Organization
A law in 1986 defined SAMU missions as hospital based services providing permanent phone support, choosing and dispatching the proper response for a phone call request. The central component of SAMU is the dispatch centre where a medical regulation team of physicians and assistants has the task of:
- analysing calls to decide on the patient's need
- deciding the best solution for the patient's care
- dispatching the most appropriate mobile care resource (MICU, Ambulance, or Mobile care professional), or
- directing the patient to an alternative fixed resource such as primary care medical surgery or hospital service, or
- offering care advice over the telephone
Because of aggressive triage (called medical regulation), only about 65% of requests to SAMU actually receive an ambulance response. Current performance on emergency calls is arrival at scene within 10 minutes for 80% of responses, and within 15 minutes for 95% of responses.
This means that SAMU controls a variety of resources within a community from general practitioners to hospital intensive care services.
SAMU is organised at the 'Département' level, with each Department organising its own service, each of which is identified with a unique code, for instance SAMU 06 in Nice and SAMU 75 in Paris.

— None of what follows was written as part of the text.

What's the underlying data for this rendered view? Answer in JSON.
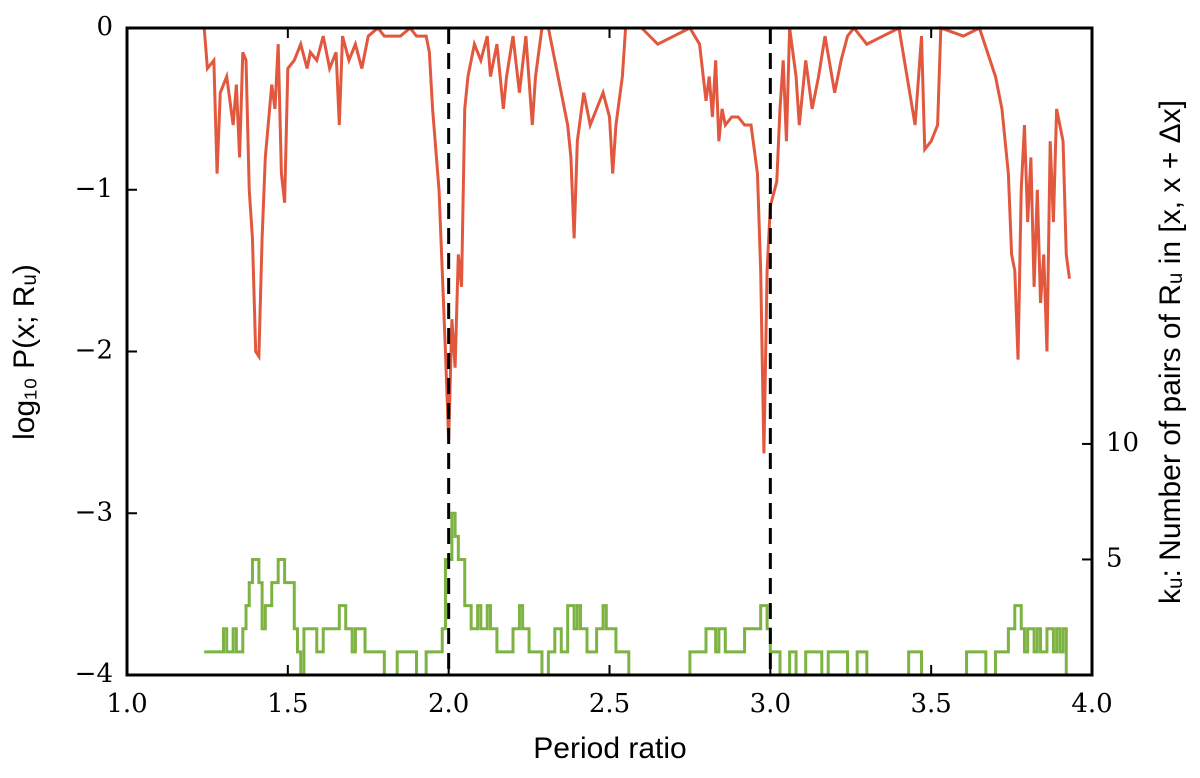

Additionally, two SAMU have specific tasks :
- The Paris SAMU is responsible for providing service to high-speed trains (TGV) and Air France aircraft, while in flight.
- The Toulouse SAMU is responsible for providing service to ships at sea.
In addition to the mainland French Departments, SAMU also operates in most of the offshore North and South American Departements, such as Guadeloupe (SAMU 971), Martinique, Guyane or Pacific and Indian French Islands (Tahiti Reunion).